Combating Food Waste – ‘One dinner at a time’

Fresh produce at the market. Photograph: ja ma/Unsplash

Every Wednesday afternoon, around closing time, a group of students strolls around the green market in the Hague and asks for free food. But this is not simply about getting free stuff, it is about saving food that would otherwise be thrown away.

In the Netherlands alone, over two million tons of food are thrown away annually according to the Netherlands Nutrition Centre, a government sponsored foundation that informs consumers and professionals about food, food waste and related topics.

In The Hague, the Conscious Kitchen was founded in 2016 to “fight food waste and create a centre of community,” says John Melnyk, one of the organisers. They use the saved food from the market to cook a dinner for up to 70 people. At least, that was their routine in pre-Corona times. 

The students from the Hague are part of a growing movement of local initiatives that try to solve the waste of food problem. In Leiden, the Green Kitchen, founded in 2018, follows the same approach, as well as the Free Café in Groningen that distributes meals and organises dinners in two locations. 

Taste Before You Waste is a group that was founded in Amsterdam, but has since then branched out to Utrecht, Bussum and even across the ocean to Kingston, Canada Auckland, and New Zealand.

However, the problem cannot be solved by food savers alone. Isabel Allen, from Taste Before You Waste, says that supermarkets contribute to the problem by, for example, only selling good looking and shiny vegetables. But she also contends that “consumers would probably not accept it, if supermarkets changed their approach tomorrow.”

This expectation of what our food should look like is a big problem, because it leads to food waste from the beginning of the food chain. Allen says that “a lot of vegetables are left on the field because they do not fit the standards.” 

Taste Before You Waste wants to raise awareness about the problem and change consumers perspective on what is food and what is waste. To that end, they do not only organise dinners, but also workshops and presentations about food waste. They do that in partnership with other organisations and schools to reach a wider audience.

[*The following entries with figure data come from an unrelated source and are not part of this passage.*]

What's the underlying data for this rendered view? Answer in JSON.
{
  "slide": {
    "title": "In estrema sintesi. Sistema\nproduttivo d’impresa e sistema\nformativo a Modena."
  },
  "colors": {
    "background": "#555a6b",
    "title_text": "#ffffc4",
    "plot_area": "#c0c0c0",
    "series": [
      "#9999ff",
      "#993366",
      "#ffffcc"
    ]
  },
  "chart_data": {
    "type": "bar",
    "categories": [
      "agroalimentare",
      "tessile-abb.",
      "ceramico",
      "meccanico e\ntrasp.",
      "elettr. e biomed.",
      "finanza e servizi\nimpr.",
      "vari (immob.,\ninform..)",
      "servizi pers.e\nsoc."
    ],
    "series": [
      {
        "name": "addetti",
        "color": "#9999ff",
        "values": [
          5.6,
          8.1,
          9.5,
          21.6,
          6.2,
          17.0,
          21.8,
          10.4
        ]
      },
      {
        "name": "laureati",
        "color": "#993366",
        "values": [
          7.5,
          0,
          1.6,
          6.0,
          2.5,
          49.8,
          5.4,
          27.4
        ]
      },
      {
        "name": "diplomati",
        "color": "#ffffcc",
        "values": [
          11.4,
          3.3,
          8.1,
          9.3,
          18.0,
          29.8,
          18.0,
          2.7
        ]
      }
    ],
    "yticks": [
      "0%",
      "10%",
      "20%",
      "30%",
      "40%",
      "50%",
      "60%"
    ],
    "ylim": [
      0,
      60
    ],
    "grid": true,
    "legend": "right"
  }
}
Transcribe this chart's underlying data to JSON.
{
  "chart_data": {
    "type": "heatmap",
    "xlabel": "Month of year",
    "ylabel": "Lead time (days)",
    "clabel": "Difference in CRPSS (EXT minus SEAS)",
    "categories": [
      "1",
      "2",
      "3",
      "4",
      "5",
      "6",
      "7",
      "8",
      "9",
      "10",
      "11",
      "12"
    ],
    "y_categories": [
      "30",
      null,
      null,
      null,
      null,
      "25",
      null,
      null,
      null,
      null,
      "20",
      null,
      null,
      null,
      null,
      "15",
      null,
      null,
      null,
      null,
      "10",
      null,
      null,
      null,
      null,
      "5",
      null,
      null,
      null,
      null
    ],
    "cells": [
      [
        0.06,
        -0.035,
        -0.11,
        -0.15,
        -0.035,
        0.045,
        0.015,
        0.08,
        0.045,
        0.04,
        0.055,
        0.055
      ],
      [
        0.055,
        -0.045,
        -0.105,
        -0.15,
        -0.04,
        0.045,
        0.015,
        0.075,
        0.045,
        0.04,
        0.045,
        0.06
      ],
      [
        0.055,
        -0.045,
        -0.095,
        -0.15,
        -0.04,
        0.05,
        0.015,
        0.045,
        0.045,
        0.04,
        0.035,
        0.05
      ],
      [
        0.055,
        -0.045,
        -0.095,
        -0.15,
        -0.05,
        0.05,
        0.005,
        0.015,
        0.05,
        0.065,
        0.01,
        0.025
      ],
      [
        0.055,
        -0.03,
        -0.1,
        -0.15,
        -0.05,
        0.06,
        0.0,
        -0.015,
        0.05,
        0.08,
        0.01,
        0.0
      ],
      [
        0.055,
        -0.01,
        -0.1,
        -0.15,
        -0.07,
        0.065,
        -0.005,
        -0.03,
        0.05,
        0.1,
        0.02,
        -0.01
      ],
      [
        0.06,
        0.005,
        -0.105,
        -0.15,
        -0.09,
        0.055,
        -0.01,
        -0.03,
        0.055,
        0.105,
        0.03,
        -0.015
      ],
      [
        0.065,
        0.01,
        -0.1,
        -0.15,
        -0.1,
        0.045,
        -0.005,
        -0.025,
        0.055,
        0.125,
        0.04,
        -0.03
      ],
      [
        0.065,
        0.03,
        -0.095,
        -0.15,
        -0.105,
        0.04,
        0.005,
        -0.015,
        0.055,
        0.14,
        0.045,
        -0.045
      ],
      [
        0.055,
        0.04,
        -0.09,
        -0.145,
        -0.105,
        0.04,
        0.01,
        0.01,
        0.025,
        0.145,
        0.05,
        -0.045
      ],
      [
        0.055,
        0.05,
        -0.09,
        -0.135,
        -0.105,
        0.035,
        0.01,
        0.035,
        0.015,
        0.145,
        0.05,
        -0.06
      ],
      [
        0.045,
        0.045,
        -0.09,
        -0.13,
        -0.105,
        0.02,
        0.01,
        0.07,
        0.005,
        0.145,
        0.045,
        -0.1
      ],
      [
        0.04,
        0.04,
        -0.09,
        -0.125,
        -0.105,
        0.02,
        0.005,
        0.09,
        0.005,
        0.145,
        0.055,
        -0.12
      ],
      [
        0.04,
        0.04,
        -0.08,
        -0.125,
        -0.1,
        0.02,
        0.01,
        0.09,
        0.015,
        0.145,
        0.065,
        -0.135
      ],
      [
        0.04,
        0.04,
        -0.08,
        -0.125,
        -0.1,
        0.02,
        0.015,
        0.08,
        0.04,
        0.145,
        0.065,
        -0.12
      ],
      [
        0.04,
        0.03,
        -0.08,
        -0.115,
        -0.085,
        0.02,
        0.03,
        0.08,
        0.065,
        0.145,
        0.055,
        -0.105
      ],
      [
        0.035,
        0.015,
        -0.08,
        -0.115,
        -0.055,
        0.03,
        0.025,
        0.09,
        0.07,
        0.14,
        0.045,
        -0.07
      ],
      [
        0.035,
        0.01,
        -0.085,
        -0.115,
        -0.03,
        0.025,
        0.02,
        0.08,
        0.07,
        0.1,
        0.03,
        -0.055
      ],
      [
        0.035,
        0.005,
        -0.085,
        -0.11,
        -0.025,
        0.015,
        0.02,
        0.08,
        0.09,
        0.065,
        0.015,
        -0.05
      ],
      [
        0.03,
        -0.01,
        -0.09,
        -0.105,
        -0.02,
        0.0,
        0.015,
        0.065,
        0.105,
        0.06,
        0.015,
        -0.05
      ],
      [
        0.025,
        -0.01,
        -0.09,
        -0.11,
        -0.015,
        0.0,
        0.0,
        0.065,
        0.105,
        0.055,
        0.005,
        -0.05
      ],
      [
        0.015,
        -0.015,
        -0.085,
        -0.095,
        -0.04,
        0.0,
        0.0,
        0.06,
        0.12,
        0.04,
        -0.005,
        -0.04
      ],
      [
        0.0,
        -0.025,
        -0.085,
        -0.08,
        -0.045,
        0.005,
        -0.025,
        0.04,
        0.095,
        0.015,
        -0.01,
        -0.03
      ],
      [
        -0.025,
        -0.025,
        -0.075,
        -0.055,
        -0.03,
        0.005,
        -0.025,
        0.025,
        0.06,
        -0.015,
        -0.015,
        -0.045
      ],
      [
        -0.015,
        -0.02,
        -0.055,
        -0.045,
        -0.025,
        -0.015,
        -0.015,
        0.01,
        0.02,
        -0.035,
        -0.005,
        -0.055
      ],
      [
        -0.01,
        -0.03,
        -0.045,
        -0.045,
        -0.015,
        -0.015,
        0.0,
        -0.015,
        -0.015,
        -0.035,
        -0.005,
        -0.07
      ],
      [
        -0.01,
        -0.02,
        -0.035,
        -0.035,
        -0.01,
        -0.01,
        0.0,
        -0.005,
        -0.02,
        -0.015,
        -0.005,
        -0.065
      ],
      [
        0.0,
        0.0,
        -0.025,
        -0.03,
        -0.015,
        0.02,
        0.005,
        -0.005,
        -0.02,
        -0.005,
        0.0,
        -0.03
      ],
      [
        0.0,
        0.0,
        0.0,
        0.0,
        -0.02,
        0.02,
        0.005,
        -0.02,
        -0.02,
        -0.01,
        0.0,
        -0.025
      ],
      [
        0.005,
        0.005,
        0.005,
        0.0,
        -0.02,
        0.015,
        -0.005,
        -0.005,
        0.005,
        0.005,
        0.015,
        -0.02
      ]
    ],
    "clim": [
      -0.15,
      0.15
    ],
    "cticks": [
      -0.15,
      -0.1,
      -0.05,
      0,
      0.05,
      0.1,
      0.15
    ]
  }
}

It came as a surprise that all three organisations that spoke to The Lens only collect at markets and not at supermarkets. John Melnyk, of the Conscious Kitchen says that it is mainly due to limited capacity and that the food from the market is more than enough “to feed all the people at the dinners.” 

Zita Krisztina Zena, from the Green Kitchen in Leiden, says that they approached supermarkets without success because it was too difficult for them to change their work routines for such a small scale cooperation.

Currently, due to the pandemic, all organizations have scaled down their operations and are exploring other options, such as distributing the food directly or organizing events with a stronger focus on education.